Savers face watching their money rapidly lose its buying power. No rates on offer come close to matching inflation, which hit a 40-year high of 10.1pc last month.
The investment bank Goldman Sachs has forecast that it could hit 22pc in 2023. While savings rates have slowly increased, income paid by stocks has soared.
Across the global market, dividends are forecast to hit an all time high this year of $1.56 trillion (£1.35 trillion), according to the investment manager Janus Henderson.
Rob Morgan, of the wealth manager Charles Stanley, emphasised that dividends played an important role in the total return that investors could hope to achieve in the stock market.
“They may be out of fashion, but reinvested dividends contribute a substantial return over the long term,” he said. “Over the past 10 years, half of the return from the FTSE 100 has been powered by its dividends.”
While London’s benchmark index is home to some of the largest dividend payers in the world, Mr Morgan added that it was important to make sure that the income portion of a portfolio was well diversified across many different countries.
He pointed to the M&G Global Dividend fund, which invests in a wide range of companies from Microsoft to the tobacco giant Imperial Brands.

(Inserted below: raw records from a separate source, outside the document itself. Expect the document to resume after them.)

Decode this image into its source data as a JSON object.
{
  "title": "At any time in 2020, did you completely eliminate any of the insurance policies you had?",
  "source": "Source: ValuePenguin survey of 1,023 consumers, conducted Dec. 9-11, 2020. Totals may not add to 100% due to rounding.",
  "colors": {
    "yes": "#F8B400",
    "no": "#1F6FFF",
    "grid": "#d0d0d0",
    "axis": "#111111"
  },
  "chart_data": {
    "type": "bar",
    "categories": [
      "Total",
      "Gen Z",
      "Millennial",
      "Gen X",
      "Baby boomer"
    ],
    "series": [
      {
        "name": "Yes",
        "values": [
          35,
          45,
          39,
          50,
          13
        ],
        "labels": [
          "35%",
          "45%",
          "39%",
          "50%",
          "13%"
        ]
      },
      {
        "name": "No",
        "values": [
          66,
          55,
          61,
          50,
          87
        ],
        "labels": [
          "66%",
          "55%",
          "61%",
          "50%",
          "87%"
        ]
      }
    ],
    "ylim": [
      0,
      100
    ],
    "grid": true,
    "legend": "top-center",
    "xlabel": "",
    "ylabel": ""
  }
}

It has returned investors 55pc over the past five years and offered a yield of 2.2pc.
For more cost-conscious investors, dividend-focused exchange-traded funds, which feature heavily in Mr Bree’s portfolio, offer a cheaper way to invest in income-paying stocks.

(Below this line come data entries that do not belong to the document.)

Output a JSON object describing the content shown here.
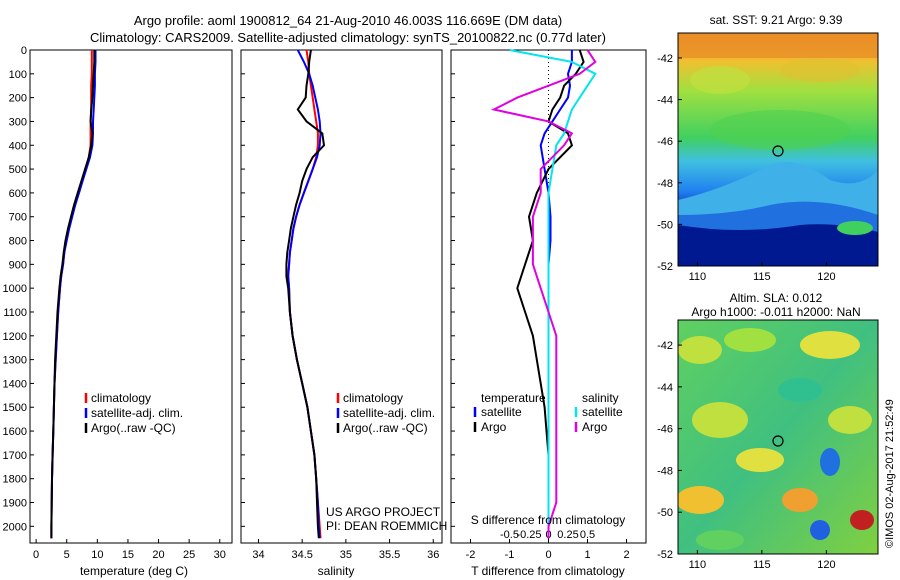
{
  "header": {
    "line1": "Argo profile: aoml 1900812_64 21-Aug-2010 46.003S 116.669E (DM data)",
    "line2": "Climatology: CARS2009. Satellite-adjusted climatology: synTS_20100822.nc (0.77d later)"
  },
  "colors": {
    "climatology": "#ff0000",
    "satellite": "#0000ff",
    "argo": "#000000",
    "sat_salinity": "#00e5ee",
    "argo_salinity": "#e000e0"
  },
  "chart_data": [
    {
      "type": "line",
      "name": "temperature-profile",
      "xlabel": "temperature (deg C)",
      "ylabel": "",
      "xlim": [
        -1,
        32
      ],
      "ylim": [
        2070,
        0
      ],
      "xticks": [
        0,
        5,
        10,
        15,
        20,
        25,
        30
      ],
      "yticks": [
        0,
        100,
        200,
        300,
        400,
        500,
        600,
        700,
        800,
        900,
        1000,
        1100,
        1200,
        1300,
        1400,
        1500,
        1600,
        1700,
        1800,
        1900,
        2000
      ],
      "legend": [
        "climatology",
        "satellite-adj. clim.",
        "Argo(..raw -QC)"
      ],
      "series": [
        {
          "name": "climatology",
          "depth": [
            0,
            50,
            100,
            150,
            200,
            250,
            300,
            350,
            400,
            450,
            500,
            550,
            600,
            650,
            700,
            750,
            800,
            850,
            900,
            950,
            1000,
            1100,
            1200,
            1300,
            1400,
            1500,
            1600,
            1700,
            1800,
            1900,
            2000,
            2050
          ],
          "values": [
            9.1,
            9.1,
            9.1,
            9.0,
            9.0,
            9.0,
            8.9,
            8.9,
            8.9,
            8.6,
            8.1,
            7.5,
            6.9,
            6.3,
            5.8,
            5.3,
            4.9,
            4.6,
            4.4,
            4.1,
            3.9,
            3.6,
            3.4,
            3.2,
            3.0,
            2.9,
            2.8,
            2.7,
            2.6,
            2.55,
            2.5,
            2.5
          ]
        },
        {
          "name": "satellite-adj. clim.",
          "depth": [
            0,
            50,
            100,
            150,
            200,
            250,
            300,
            350,
            400,
            450,
            500,
            550,
            600,
            650,
            700,
            750,
            800,
            850,
            900,
            950,
            1000,
            1100,
            1200,
            1300,
            1400,
            1500,
            1600,
            1700,
            1800,
            1900,
            2000,
            2050
          ],
          "values": [
            9.7,
            9.7,
            9.6,
            9.6,
            9.5,
            9.4,
            9.3,
            9.3,
            9.2,
            8.8,
            8.2,
            7.6,
            7.0,
            6.4,
            5.9,
            5.4,
            5.0,
            4.6,
            4.4,
            4.1,
            3.9,
            3.6,
            3.4,
            3.2,
            3.0,
            2.9,
            2.8,
            2.7,
            2.6,
            2.55,
            2.5,
            2.5
          ]
        },
        {
          "name": "Argo(..raw -QC)",
          "depth": [
            0,
            50,
            100,
            150,
            200,
            250,
            300,
            350,
            400,
            450,
            500,
            550,
            600,
            650,
            700,
            750,
            800,
            850,
            900,
            950,
            1000,
            1100,
            1200,
            1300,
            1400,
            1500,
            1600,
            1700,
            1800,
            1900,
            2000,
            2050
          ],
          "values": [
            9.5,
            9.5,
            9.4,
            9.3,
            9.2,
            9.0,
            8.9,
            9.2,
            9.0,
            8.6,
            8.0,
            7.4,
            6.8,
            6.2,
            5.7,
            5.2,
            4.8,
            4.5,
            4.3,
            4.0,
            3.8,
            3.5,
            3.3,
            3.1,
            3.0,
            2.9,
            2.8,
            2.7,
            2.6,
            2.55,
            2.5,
            2.5
          ]
        }
      ]
    },
    {
      "type": "line",
      "name": "salinity-profile",
      "xlabel": "salinity",
      "xlim": [
        33.8,
        36.1
      ],
      "ylim": [
        2070,
        0
      ],
      "xticks": [
        34,
        34.5,
        35,
        35.5,
        36
      ],
      "xticklabels": [
        "34",
        "34.5",
        "35",
        "35.5",
        "36"
      ],
      "legend": [
        "climatology",
        "satellite-adj. clim.",
        "Argo(..raw -QC)"
      ],
      "series": [
        {
          "name": "climatology",
          "depth": [
            0,
            50,
            100,
            150,
            200,
            250,
            300,
            350,
            400,
            450,
            500,
            550,
            600,
            650,
            700,
            750,
            800,
            850,
            900,
            950,
            1000,
            1100,
            1200,
            1300,
            1400,
            1500,
            1600,
            1700,
            1800,
            1900,
            2000,
            2050
          ],
          "values": [
            34.55,
            34.57,
            34.58,
            34.6,
            34.62,
            34.64,
            34.66,
            34.68,
            34.68,
            34.66,
            34.62,
            34.57,
            34.52,
            34.47,
            34.43,
            34.4,
            34.38,
            34.36,
            34.35,
            34.34,
            34.35,
            34.36,
            34.39,
            34.44,
            34.5,
            34.56,
            34.6,
            34.64,
            34.66,
            34.68,
            34.7,
            34.71
          ]
        },
        {
          "name": "satellite-adj. clim.",
          "depth": [
            0,
            50,
            100,
            150,
            200,
            250,
            300,
            350,
            400,
            450,
            500,
            550,
            600,
            650,
            700,
            750,
            800,
            850,
            900,
            950,
            1000,
            1100,
            1200,
            1300,
            1400,
            1500,
            1600,
            1700,
            1800,
            1900,
            2000,
            2050
          ],
          "values": [
            34.45,
            34.52,
            34.58,
            34.62,
            34.65,
            34.68,
            34.7,
            34.71,
            34.7,
            34.67,
            34.62,
            34.57,
            34.52,
            34.47,
            34.43,
            34.4,
            34.38,
            34.36,
            34.35,
            34.34,
            34.35,
            34.36,
            34.39,
            34.44,
            34.5,
            34.56,
            34.6,
            34.64,
            34.66,
            34.68,
            34.69,
            34.7
          ]
        },
        {
          "name": "Argo(..raw -QC)",
          "depth": [
            0,
            50,
            100,
            150,
            200,
            250,
            300,
            350,
            400,
            450,
            500,
            550,
            600,
            650,
            700,
            750,
            800,
            850,
            900,
            950,
            1000,
            1100,
            1200,
            1300,
            1400,
            1500,
            1600,
            1700,
            1800,
            1900,
            2000,
            2050
          ],
          "values": [
            34.6,
            34.58,
            34.57,
            34.55,
            34.54,
            34.45,
            34.55,
            34.73,
            34.75,
            34.62,
            34.55,
            34.5,
            34.47,
            34.43,
            34.4,
            34.37,
            34.35,
            34.33,
            34.32,
            34.32,
            34.34,
            34.36,
            34.39,
            34.44,
            34.5,
            34.56,
            34.6,
            34.64,
            34.66,
            34.67,
            34.68,
            34.69
          ]
        }
      ]
    },
    {
      "type": "line",
      "name": "difference-profile",
      "xlabel": "T difference from climatology",
      "xlabel2": "S difference from climatology",
      "xlim": [
        -2.5,
        2.5
      ],
      "ylim": [
        2070,
        0
      ],
      "xticks": [
        -2,
        -1,
        0,
        1,
        2
      ],
      "top_ticks": [
        -0.5,
        -0.25,
        0,
        0.25,
        0.5
      ],
      "top_ticklabels": [
        "-0.5",
        "-0.25",
        "0",
        "0.25",
        "0.5"
      ],
      "legend_title_t": "temperature",
      "legend_title_s": "salinity",
      "legend_t": [
        "satellite",
        "Argo"
      ],
      "legend_s": [
        "satellite",
        "Argo"
      ],
      "series": [
        {
          "name": "temp-satellite",
          "depth": [
            0,
            50,
            100,
            150,
            200,
            250,
            300,
            350,
            400,
            500,
            600,
            700,
            800,
            900,
            1000,
            1100,
            1200,
            1300,
            1400,
            1500,
            1600,
            1700,
            1800,
            1900,
            2000,
            2050
          ],
          "values": [
            0.6,
            0.6,
            0.5,
            0.55,
            0.5,
            0.3,
            0.1,
            -0.1,
            -0.2,
            -0.1,
            0.0,
            0.05,
            0.05,
            0.0,
            0.0,
            0.0,
            0.0,
            0.0,
            0.0,
            0.0,
            0.0,
            0.0,
            0.0,
            0.0,
            0.0,
            0.0
          ]
        },
        {
          "name": "temp-argo",
          "depth": [
            0,
            50,
            100,
            150,
            200,
            250,
            300,
            350,
            400,
            500,
            600,
            700,
            800,
            900,
            1000,
            1100,
            1200,
            1300,
            1400,
            1500,
            1600,
            1700,
            1800,
            1900,
            2000,
            2050
          ],
          "values": [
            0.8,
            0.9,
            0.7,
            0.4,
            0.3,
            0.1,
            0.0,
            0.5,
            0.6,
            0.0,
            -0.3,
            -0.5,
            -0.4,
            -0.6,
            -0.8,
            -0.6,
            -0.4,
            -0.3,
            -0.2,
            -0.1,
            -0.05,
            0.0,
            0.0,
            0.0,
            0.0,
            0.0
          ]
        },
        {
          "name": "sal-satellite",
          "depth": [
            0,
            50,
            100,
            150,
            200,
            250,
            300,
            350,
            400,
            500,
            600,
            700,
            800,
            900,
            1000,
            1100,
            1200,
            1300,
            1400,
            1500,
            1600,
            1700,
            1800,
            1900,
            2000,
            2050
          ],
          "values": [
            -0.5,
            0.3,
            0.6,
            0.5,
            0.4,
            0.3,
            0.25,
            0.2,
            0.1,
            0.05,
            0.0,
            0.0,
            0.0,
            0.0,
            0.0,
            0.0,
            0.0,
            0.0,
            0.0,
            0.0,
            0.0,
            0.0,
            0.0,
            0.0,
            0.0,
            0.0
          ]
        },
        {
          "name": "sal-argo",
          "depth": [
            0,
            50,
            100,
            150,
            200,
            250,
            300,
            350,
            400,
            500,
            600,
            700,
            800,
            900,
            1000,
            1100,
            1200,
            1300,
            1400,
            1500,
            1600,
            1700,
            1800,
            1900,
            2000,
            2050
          ],
          "values": [
            0.5,
            0.6,
            0.4,
            0.0,
            -0.4,
            -0.7,
            0.0,
            0.3,
            0.2,
            -0.1,
            -0.1,
            -0.2,
            -0.2,
            -0.2,
            -0.1,
            0.0,
            0.1,
            0.1,
            0.1,
            0.1,
            0.1,
            0.1,
            0.1,
            0.1,
            0.0,
            0.0
          ]
        }
      ]
    }
  ],
  "maps": {
    "sst": {
      "title": "sat. SST: 9.21 Argo: 9.39",
      "lon_ticks": [
        "110",
        "115",
        "120"
      ],
      "lat_ticks": [
        "-42",
        "-44",
        "-46",
        "-48",
        "-50",
        "-52"
      ]
    },
    "sla": {
      "title1": "Altim. SLA: 0.012",
      "title2": "Argo h1000: -0.011 h2000: NaN",
      "lon_ticks": [
        "110",
        "115",
        "120"
      ],
      "lat_ticks": [
        "-42",
        "-44",
        "-46",
        "-48",
        "-50",
        "-52"
      ]
    }
  },
  "notes": {
    "project1": "US ARGO PROJECT",
    "project2": "PI: DEAN ROEMMICH",
    "imos": "©IMOS 02-Aug-2017 21:52:49"
  }
}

Edward Allen, of the investment manager Tyndall, used the passive SPDR UK Dividend Aristocrats and SPDR US Dividend Aristocrats funds as building blocks for a model income-focused portfolio.

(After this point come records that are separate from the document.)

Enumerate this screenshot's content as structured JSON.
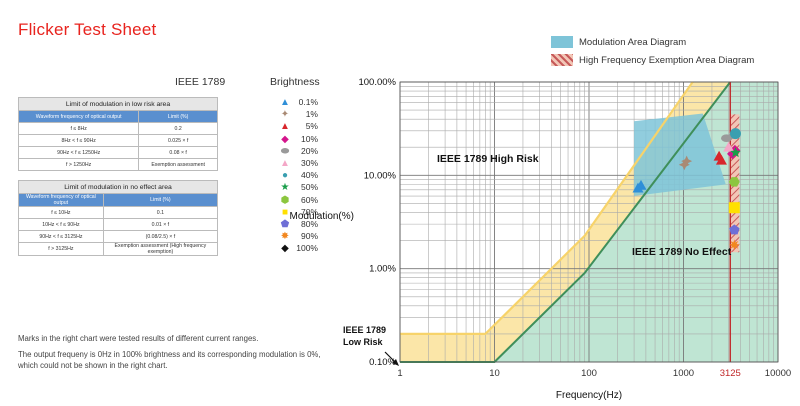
{
  "page": {
    "title": "Flicker Test Sheet"
  },
  "left": {
    "ieee_heading": "IEEE 1789",
    "brightness_heading": "Brightness",
    "table_low_risk": {
      "caption": "Limit of modulation in low risk area",
      "headers": [
        "Waveform frequency of optical output",
        "Limit (%)"
      ],
      "rows": [
        [
          "f ≤ 8Hz",
          "0.2"
        ],
        [
          "8Hz < f ≤ 90Hz",
          "0.025 × f"
        ],
        [
          "90Hz < f ≤ 1250Hz",
          "0.08 × f"
        ],
        [
          "f > 1250Hz",
          "Exemption assessment"
        ]
      ]
    },
    "table_no_effect": {
      "caption": "Limit of modulation in no effect area",
      "headers": [
        "Waveform frequency of optical output",
        "Limit (%)"
      ],
      "rows": [
        [
          "f ≤ 10Hz",
          "0.1"
        ],
        [
          "10Hz < f ≤ 90Hz",
          "0.01 × f"
        ],
        [
          "90Hz < f ≤ 3125Hz",
          "(0.08/2.5) × f"
        ],
        [
          "f > 3125Hz",
          "Exemption assessment (High frequency exemption)"
        ]
      ]
    },
    "brightness_items": [
      {
        "label": "0.1%",
        "color": "#2f8fd8",
        "icon": "triangle"
      },
      {
        "label": "1%",
        "color": "#a98a74",
        "icon": "four-point-star"
      },
      {
        "label": "5%",
        "color": "#d8262c",
        "icon": "triangle"
      },
      {
        "label": "10%",
        "color": "#d4158c",
        "icon": "diamond"
      },
      {
        "label": "20%",
        "color": "#9a9a9a",
        "icon": "ellipse"
      },
      {
        "label": "30%",
        "color": "#f4a7c7",
        "icon": "triangle"
      },
      {
        "label": "40%",
        "color": "#3a9fb0",
        "icon": "circle"
      },
      {
        "label": "50%",
        "color": "#1a9e4a",
        "icon": "star"
      },
      {
        "label": "60%",
        "color": "#8cc63f",
        "icon": "hexagon"
      },
      {
        "label": "70%",
        "color": "#ffe000",
        "icon": "square"
      },
      {
        "label": "80%",
        "color": "#6f6fd6",
        "icon": "pentagon"
      },
      {
        "label": "90%",
        "color": "#f2871f",
        "icon": "burst"
      },
      {
        "label": "100%",
        "color": "#111111",
        "icon": "diamond"
      }
    ],
    "notes": [
      "Marks in the right chart were tested results of different current ranges.",
      "The output frequeny is 0Hz in 100% brightness and its corresponding modulation is 0%, which could not be shown in the right chart."
    ]
  },
  "legend": [
    {
      "label": "Modulation Area Diagram",
      "color": "#7ec4d8"
    },
    {
      "label": "High Frequency Exemption Area Diagram",
      "color": "#c75a5a"
    }
  ],
  "chart_data": {
    "type": "scatter",
    "title": "",
    "xlabel": "Frequency(Hz)",
    "ylabel": "Modulation(%)",
    "x_scale": "log",
    "y_scale": "log",
    "xlim": [
      1,
      10000
    ],
    "ylim": [
      0.1,
      100
    ],
    "grid": true,
    "x_ticks": [
      1,
      10,
      100,
      1000,
      3125,
      10000
    ],
    "x_tick_labels": [
      "1",
      "10",
      "100",
      "1000",
      "3125",
      "10000"
    ],
    "y_ticks": [
      0.1,
      1,
      10,
      100
    ],
    "y_tick_labels": [
      "0.10%",
      "1.00%",
      "10.00%",
      "100.00%"
    ],
    "regions": [
      {
        "label": "IEEE 1789 High Risk",
        "color": "#fbe6a8"
      },
      {
        "label": "IEEE 1789 No Effect",
        "color": "#bfe5d3"
      },
      {
        "label": "IEEE 1789 Low Risk",
        "color": "#fbe6a8"
      }
    ],
    "low_risk_limit": [
      [
        1,
        0.2
      ],
      [
        8,
        0.2
      ],
      [
        90,
        2.25
      ],
      [
        1250,
        100
      ]
    ],
    "no_effect_limit": [
      [
        1,
        0.1
      ],
      [
        10,
        0.1
      ],
      [
        90,
        0.9
      ],
      [
        3125,
        100
      ]
    ],
    "modulation_area": [
      [
        300,
        6
      ],
      [
        300,
        38
      ],
      [
        1600,
        46
      ],
      [
        2800,
        8
      ]
    ],
    "exemption_area": {
      "x_range": [
        3125,
        3900
      ],
      "y_range": [
        1.5,
        45
      ]
    },
    "marker_line_x": 3125,
    "points": [
      {
        "x": 330,
        "y": 7.3,
        "series": "0.1%"
      },
      {
        "x": 355,
        "y": 7.8,
        "series": "0.1%"
      },
      {
        "x": 1020,
        "y": 13,
        "series": "1%"
      },
      {
        "x": 1080,
        "y": 14.2,
        "series": "1%"
      },
      {
        "x": 2380,
        "y": 16,
        "series": "5%"
      },
      {
        "x": 2520,
        "y": 14.5,
        "series": "5%"
      },
      {
        "x": 3300,
        "y": 17,
        "series": "10%"
      },
      {
        "x": 3500,
        "y": 18.5,
        "series": "10%"
      },
      {
        "x": 2850,
        "y": 25,
        "series": "20%"
      },
      {
        "x": 3450,
        "y": 27,
        "series": "20%"
      },
      {
        "x": 3000,
        "y": 20,
        "series": "30%"
      },
      {
        "x": 3550,
        "y": 28,
        "series": "40%"
      },
      {
        "x": 3550,
        "y": 17.5,
        "series": "50%"
      },
      {
        "x": 3450,
        "y": 8.5,
        "series": "60%"
      },
      {
        "x": 3450,
        "y": 4.5,
        "series": "70%"
      },
      {
        "x": 3450,
        "y": 2.6,
        "series": "80%"
      },
      {
        "x": 3450,
        "y": 1.8,
        "series": "90%"
      }
    ]
  }
}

Since the beginning of 2021, the portfolio would have delivered a return of 25pc, beating the global stock market by seven percentage points.
Mr Allen explained: “These funds invest only in stocks that maintain and grow their dividends over 15 years or more. Their focus on high-quality companies and, crucially, the lack of economically sensitive and flighty technology stocks, has won the hearts of many investors.”